2) Uma vez que pretendiam adquirir uma habitação para morada de família, ao verem um anúncio de venda na fachada de um imóvel situado na ..., concelho de Mealhada, contactaram a agência imobiliária B..., para agendarem uma visita ao prédio.
3) A fração autónoma que lhes interessava e que se encontrava à venda é a fração D (terceiro andar) do prédio sito na Rua ..., ... na vila de ..., constituído em regime de propriedade horizontal, inscrito na matriz predial sob o art.º ..., com a descrição predial .......
4) Na sequência, durante o mês de setembro de 2019, acompanhados pela mãe da Autora DD, GG, os Autores fizeram uma primeira visita à fração, no que foram acompanhados por EE e FF, como representantes e consultores da imobiliária interveniente.
5) Foram-lhes mostradas as divisões da fração D, as varandas e, subindo à parte superior do prédio, vistoriaram a placa de cobertura.
6) O acesso interior, a partir da Rua ..., através de sucessivos lanços de escadas, apresentava-se igualmente em razoável estado de conservação.
7) De forma geral, o interior da fração estava em razoável estado de conservação, necessitando apenas de uma pintura e de alguns retoques em algumas das divisões, encontrando-se a cobertura do imóvel em bom estado, graças à sua recente impermeabilização.
8) Já no interior da fração, debruçando-se o Autor CC da varanda para toda a extensão do prédio até ao solo, não detetou fissuras ou deformações que justificassem cuidado de maior.
9) O Autor não concretizou o propósito de descer pelas escadas de serviço (escadas de incêndio), na direção do logradouro do prédio, sito nas traseiras, uma vez que os representantes da imobiliária, os identificados EE e FF, o demoveram dessa ideia, dizendo-lhe que não valia a pena descer as escadas, desviando os Autores para a vistoria de outras divisões e que deviam antes continuar a discutir o preço e as condições da possível transação.
10) Uma vez que tinham ficado agradados com o interior do 3.º D e concluído que as divisões da mesma e a placa de cobertura aparentavam estar em boas condições, os Autores deixaram decorrer algumas semanas, aguardando pelo período mais intenso de chuvas, para avaliarem da boa qualidade do interior do prédio e concluírem se havia humidades ou infiltração de água.
11) Assim, fizeram nova visita em data imprecisa do mês de novembro de 2019, concluindo que no interior as divisões estavam boas, sem humidades.
12) Uma vez que, para descer as escadas de serviço, o caminho a seguir passa pela cozinha, a sr.ª GG iniciou tal trajeto, mas os referidos EE e FF desviaram-na de tal propósito, alegando que, como tinha estado a chover, podia ser perigoso descer por ali.
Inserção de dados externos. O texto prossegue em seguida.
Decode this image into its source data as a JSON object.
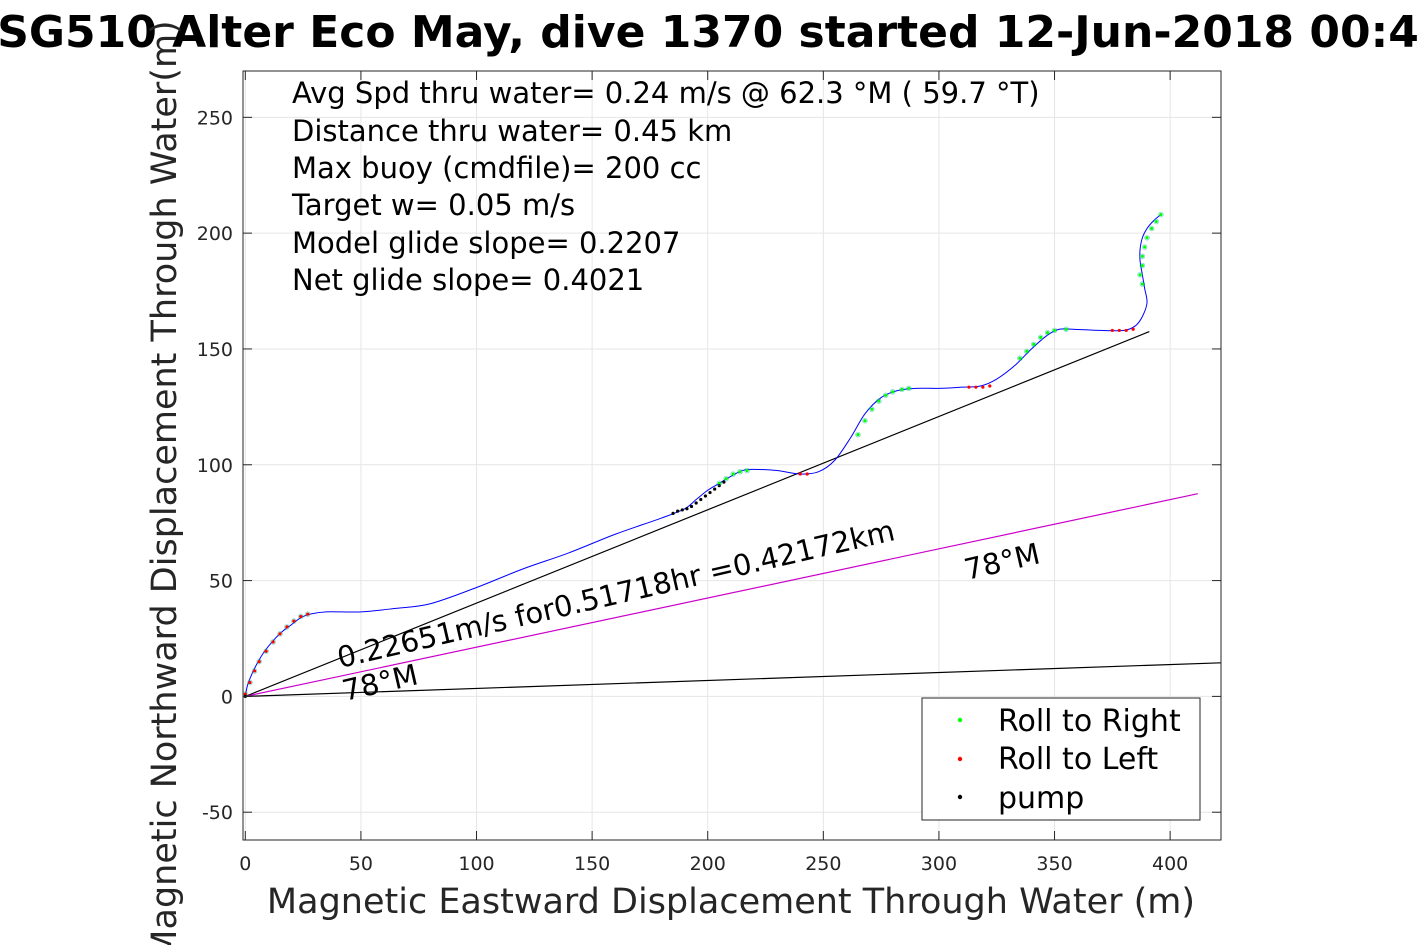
{
  "chart_data": {
    "type": "line",
    "title": "SG510 Alter Eco May, dive 1370 started 12-Jun-2018 00:4",
    "xlabel": "Magnetic Eastward Displacement Through Water (m)",
    "ylabel": "Magnetic Northward Displacement Through Water(m)",
    "xlim": [
      -1,
      422
    ],
    "ylim": [
      -62,
      270
    ],
    "xticks": [
      0,
      50,
      100,
      150,
      200,
      250,
      300,
      350,
      400
    ],
    "yticks": [
      -50,
      0,
      50,
      100,
      150,
      200,
      250
    ],
    "grid": true,
    "legend_position": "bottom-right",
    "info_lines": [
      "Avg Spd thru water=  0.24 m/s @  62.3 °M ( 59.7 °T)",
      "Distance thru water=  0.45 km",
      "Max buoy (cmdfile)= 200 cc",
      "Target w= 0.05 m/s",
      "Model glide slope= 0.2207",
      "Net glide slope= 0.4021"
    ],
    "annotations": [
      {
        "text": "0.22651m/s for0.51718hr =0.42172km",
        "x": 40,
        "y": 10,
        "rotation_deg": -13
      },
      {
        "text": "78°M",
        "x": 42,
        "y": 1,
        "rotation_deg": -13
      },
      {
        "text": "78°M",
        "x": 313,
        "y": 53,
        "rotation_deg": -13
      }
    ],
    "legend": [
      {
        "label": "Roll to Right",
        "color": "#00ff00"
      },
      {
        "label": "Roll to Left",
        "color": "#ff0000"
      },
      {
        "label": "pump",
        "color": "#000000"
      }
    ],
    "series": [
      {
        "name": "track",
        "kind": "line",
        "color": "#0000ff",
        "x": [
          0,
          1,
          3,
          5,
          8,
          12,
          16,
          20,
          24,
          28,
          35,
          50,
          65,
          80,
          100,
          120,
          140,
          160,
          180,
          190,
          195,
          200,
          205,
          210,
          215,
          220,
          230,
          240,
          248,
          255,
          262,
          268,
          275,
          282,
          290,
          300,
          310,
          318,
          325,
          333,
          340,
          347,
          352,
          358,
          370,
          380,
          385,
          388,
          390,
          389,
          388,
          387,
          387,
          388,
          390,
          393,
          396
        ],
        "y": [
          0,
          5,
          10,
          14,
          19,
          24,
          28,
          31,
          34,
          35.5,
          36.5,
          36.5,
          38,
          40,
          47,
          55,
          62,
          70,
          77,
          81,
          85,
          89,
          92,
          95,
          97.5,
          98,
          97.5,
          96,
          97,
          102,
          112,
          122,
          129,
          132,
          133,
          133,
          133.5,
          134,
          137,
          143,
          150,
          156,
          158.5,
          158.5,
          158,
          158,
          160,
          164,
          170,
          176,
          182,
          188,
          193,
          198,
          202,
          205.5,
          208
        ]
      },
      {
        "name": "Roll to Right",
        "kind": "points",
        "color": "#00ff00",
        "x": [
          0,
          2,
          4,
          6,
          9,
          12,
          15,
          18,
          21,
          24,
          27,
          205,
          208,
          211,
          214,
          217,
          265,
          268,
          271,
          274,
          277,
          280,
          284,
          287,
          335,
          338,
          341,
          344,
          347,
          350,
          355,
          387,
          388,
          388,
          388,
          389,
          390,
          392,
          394,
          396
        ],
        "y": [
          1,
          6,
          11,
          15,
          19.5,
          23.5,
          27,
          30,
          32.5,
          34.5,
          35.5,
          92,
          94,
          96,
          97,
          97.5,
          113,
          119,
          124,
          127.5,
          130,
          131.5,
          132.5,
          133,
          146,
          149,
          152,
          155,
          157,
          158,
          158.5,
          182,
          178,
          186,
          190,
          194,
          198,
          202,
          205,
          208
        ]
      },
      {
        "name": "Roll to Left",
        "kind": "points",
        "color": "#ff0000",
        "x": [
          0,
          2,
          4,
          6,
          9,
          12,
          15,
          18,
          21,
          24,
          27,
          240,
          243,
          313,
          316,
          319,
          322,
          375,
          378,
          381,
          384
        ],
        "y": [
          1,
          6,
          11,
          15,
          19.5,
          23.5,
          27,
          30,
          32.5,
          34.5,
          35.5,
          96,
          96,
          133.5,
          133.5,
          133.5,
          134,
          158,
          158,
          158,
          158.5
        ]
      },
      {
        "name": "pump",
        "kind": "points",
        "color": "#000000",
        "x": [
          0,
          185,
          187,
          189,
          191,
          193,
          195,
          197,
          199,
          201,
          203,
          205,
          207
        ],
        "y": [
          0,
          79,
          80,
          80.5,
          81,
          82,
          83.5,
          85,
          86.5,
          88,
          89.5,
          91,
          92.5
        ]
      },
      {
        "name": "net displacement",
        "kind": "reference",
        "color": "#000000",
        "x": [
          0,
          391
        ],
        "y": [
          0,
          157.5
        ]
      },
      {
        "name": "78 deg M heading",
        "kind": "reference",
        "color": "#cc00cc",
        "x": [
          0,
          412
        ],
        "y": [
          0,
          87.5
        ]
      },
      {
        "name": "78 deg M shallow",
        "kind": "reference",
        "color": "#000000",
        "x": [
          0,
          422
        ],
        "y": [
          0,
          14.5
        ]
      }
    ]
  }
}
13) Na sequência, tendo acordado com a imobiliária o preço de transação da fração, (52.500,00 €) e porque se trata de um casal jovem, muito humilde e com um rendimento mensal limitado, solicitaram a concessão de crédito junto da agência na Mealhada do Banco 1..., o qual veio a responder positivamente ao pedido formulado, seguindo-se as diligências e formalidades subsequentes para a escritura de compra e venda.
14) Através da Casa Pronta, na Primeira Conservatória do Registo Predial de Coimbra, no processo identificado com o n.º ..., no dia 13 de fevereiro de 2020, foi formalizado o título de compra e venda e mútuo (com hipoteca), através do qual os Réus, pelo preço mencionado, que declararam ter recebido, venderam aos Autores a mencionada fração D.
15) Em resultado do procedimento Casa Pronta, mediante título de compra e venda celebrado com os Réus, BB e AA, através da apresentação 456 de 13 de Fevereiro de 2020, o direito de propriedade sobre a fração autónoma D, destinada a habitação, correspondente ao terceiro andar do prédio constituído em regime de propriedade horizontal, com uma permilagem de 165, sito na Rua ..., ..., na vila e freguesia ..., concelho de Mealhada, encontra-se descrito na Conservatória dos Registos Civil, Predial, Comercial e Automóvel de Mealhada sob o n.º ...... em nome dos Autores.
16) No dia da celebração da escritura, com as chaves na mão, ao tomarem posse do bem que tinham adquirido, ao visitarem o logradouro do imóvel, na parte traseira do mesmo, repararam os Autores no estado em que se encontravam as escadas de serviço, que se desenvolvem desde o solo até à cobertura do imóvel.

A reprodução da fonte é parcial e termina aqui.